Скрипка

22
18
20
22
24
26
28
30

Он застонал, словно моля меня замолчать.

Но я не собиралась отступать.

– Думаешь, ты служил Богу, которому молился? И когда ты начал творить горе, если горе было недостаточно острым, чтобы сделать тебя видимым?

Перед нами возникла другая сцена. По рельсам грохотали трамваи. На кровати причудливой формы – назовем этот стиль арт модерн – возлежала женщина в длинном платье. Оконная рама была выполнена в том же стиле того времени. Рядом с ней стоял фонограф, с толстой иголкой и пыльным роликом.

Ей играл Стефан.

Она слушала его, поблескивая слезами. Да, непременные слезы, вечные слезы, такие же частые в этом повествовании, как самые обычные повседневные слова. Пусть чернила превратятся в слезы. Пусть бумага станет мягкой от слез.
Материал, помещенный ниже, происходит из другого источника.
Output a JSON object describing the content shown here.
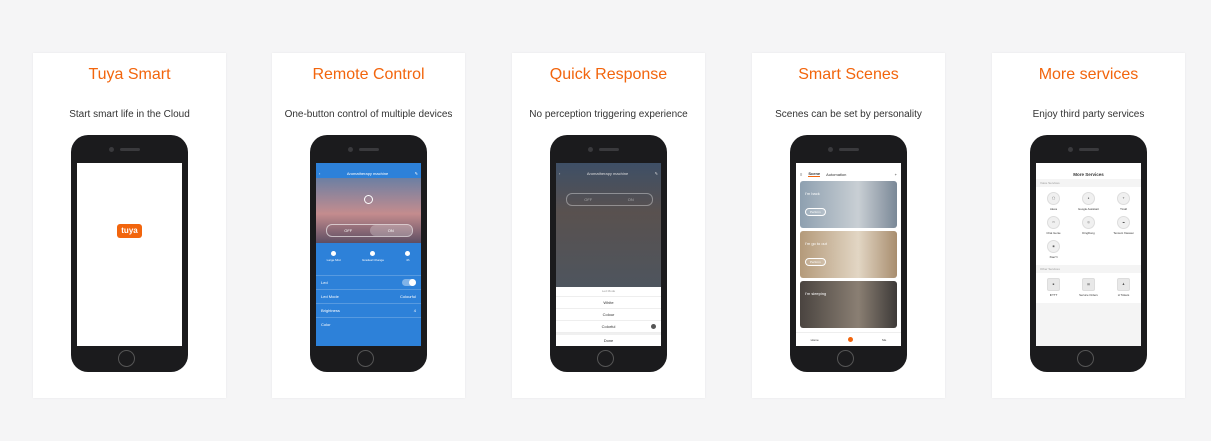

Она слушала, поблескивая слезами и не сводя глаз с юноши в коротком модном сюртуке, с длинными атласными волосами (видимо, он не хотел отказаться от своей прически, хотя к этому времени наверняка знал, что способен поменять свой облик), он играл для нее на божественном инструменте.
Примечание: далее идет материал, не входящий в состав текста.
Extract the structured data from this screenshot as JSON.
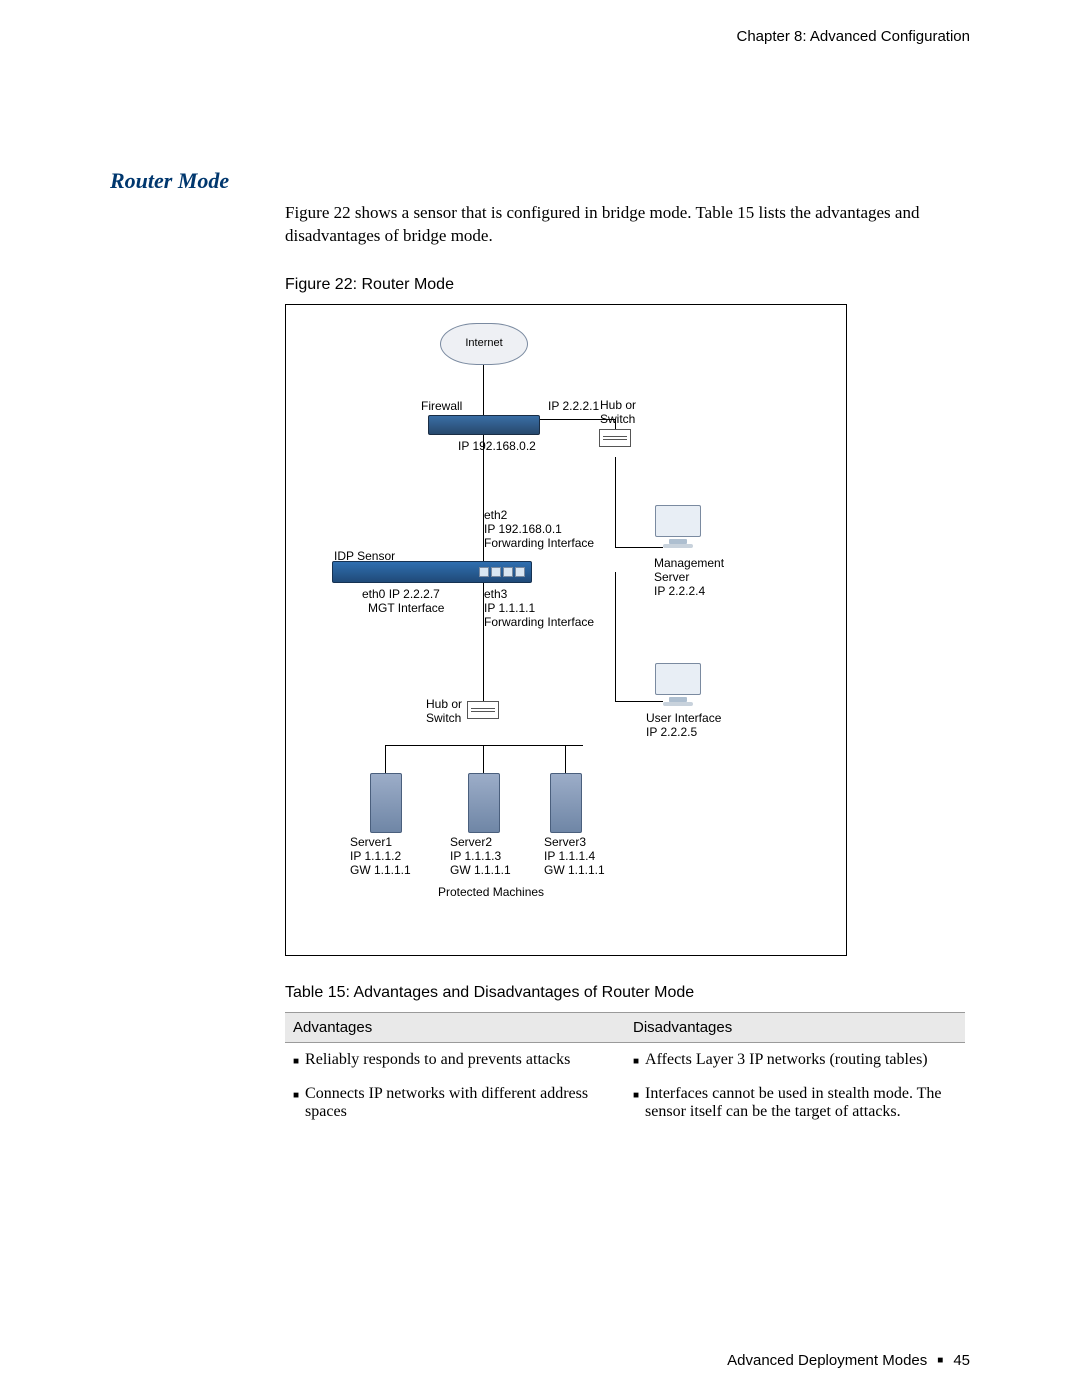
{
  "header": {
    "chapter": "Chapter 8: Advanced Configuration"
  },
  "section": {
    "title": "Router Mode"
  },
  "intro": {
    "text": "Figure 22 shows a sensor that is configured in bridge mode. Table 15 lists the advantages and disadvantages of bridge mode."
  },
  "figure": {
    "caption": "Figure 22:  Router Mode",
    "labels": {
      "internet": "Internet",
      "firewall": "Firewall",
      "firewall_ip_outer": "IP 2.2.2.1",
      "firewall_ip_inner": "IP 192.168.0.2",
      "hub_top": "Hub or",
      "switch_top": "Switch",
      "idp_sensor": "IDP Sensor",
      "eth2_line1": "eth2",
      "eth2_line2": "IP 192.168.0.1",
      "eth2_line3": "Forwarding Interface",
      "eth0_line1": "eth0 IP 2.2.2.7",
      "eth0_line2": "MGT Interface",
      "eth3_line1": "eth3",
      "eth3_line2": "IP 1.1.1.1",
      "eth3_line3": "Forwarding Interface",
      "mgmt_line1": "Management",
      "mgmt_line2": "Server",
      "mgmt_line3": "IP 2.2.2.4",
      "ui_line1": "User Interface",
      "ui_line2": "IP 2.2.2.5",
      "hub_bottom": "Hub or",
      "switch_bottom": "Switch",
      "server1_l1": "Server1",
      "server1_l2": "IP 1.1.1.2",
      "server1_l3": "GW 1.1.1.1",
      "server2_l1": "Server2",
      "server2_l2": "IP 1.1.1.3",
      "server2_l3": "GW 1.1.1.1",
      "server3_l1": "Server3",
      "server3_l2": "IP 1.1.1.4",
      "server3_l3": "GW 1.1.1.1",
      "protected": "Protected Machines"
    }
  },
  "table": {
    "caption": "Table 15:  Advantages and Disadvantages of Router Mode",
    "headers": {
      "advantages": "Advantages",
      "disadvantages": "Disadvantages"
    },
    "rows": [
      {
        "adv": "Reliably responds to and prevents attacks",
        "dis": "Affects Layer 3 IP networks (routing tables)"
      },
      {
        "adv": "Connects IP networks with different address spaces",
        "dis": "Interfaces cannot be used in stealth mode. The sensor itself can be the target of attacks."
      }
    ]
  },
  "footer": {
    "section": "Advanced Deployment Modes",
    "page": "45"
  }
}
Это была изумительная мелодия, незнакомая мне, – возможно, его собственная, похожая на лишенную гармонии музыку нашего века: рыдания, громогласный протест природы и смерти. Женщина плакала. Она опустила голову на зеленый бархат, вся такая стильная, словно нарисованная на витраже, в своем легкомысленном платье, туфлях с заостренными носами, мягкими колечками рыжих волос.

Он перестал играть. Опустил орудие пытки. С нежностью взглянул на нее и, подойдя, опустился на изогнутый диванчик рядом с ней. Он поцеловал ее, да, он был для нее таким же осязаемым, как и для меня, его волосы упали на нее точно так же, как теперь касались меня в этом невесомом мраке, из которого мы наблюдали за происходящим.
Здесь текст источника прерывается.